Almost 300 New York Times staffers have signed a letter to publisher Arthur “Pinch” Sulzberger expressing their anger at recent decisions of the paper’s management, including pension freezes and proposed health insurance pullbacks in labor negotiations.
But the insurrection could have been worse. One group of staffers wanted to storm the publisher’s office, says Bill O’Meara, president of the New York Newspaper Guild, which represents journalists at the Times.
But cooler heads prevailed, and the staffers posted a
letter on the Guild’s website instead of staging a sit-in.
The letter, which begins “Dear Arthur,” notes that the writers, editors, and others who signed it are “writing to express profound dismay at several recent developments.”

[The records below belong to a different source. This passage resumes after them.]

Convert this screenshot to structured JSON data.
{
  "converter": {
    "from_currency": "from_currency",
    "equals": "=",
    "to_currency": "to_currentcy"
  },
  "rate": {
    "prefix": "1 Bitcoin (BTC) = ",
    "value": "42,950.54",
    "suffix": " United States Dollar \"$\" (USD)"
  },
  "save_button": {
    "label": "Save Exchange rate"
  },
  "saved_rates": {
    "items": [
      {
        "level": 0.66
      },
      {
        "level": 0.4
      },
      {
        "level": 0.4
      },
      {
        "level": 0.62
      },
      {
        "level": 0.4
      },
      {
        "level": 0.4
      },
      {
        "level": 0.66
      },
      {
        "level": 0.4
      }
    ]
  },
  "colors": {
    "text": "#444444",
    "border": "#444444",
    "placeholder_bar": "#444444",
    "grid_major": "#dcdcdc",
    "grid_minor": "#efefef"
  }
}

Among other things, it lists the freezing of the pensions of foreign employees working in bureaus overseas. But the letter focuses mostly on the negotiation of a new labor contract for newsroom employees: “Your negotiators have demanded a freeze of our pension plan and an end to our independent health insurance. We ask you to withdraw these demands so that negotiations on a new contract can proceed fruitfully and expeditiously.”
The letter also made a lightly veiled reference to the $15 million severance package reportedly awarded to the paper’s retiring CEO, Janet Robinson. As of today, 284 New York Times employees had signed the letter.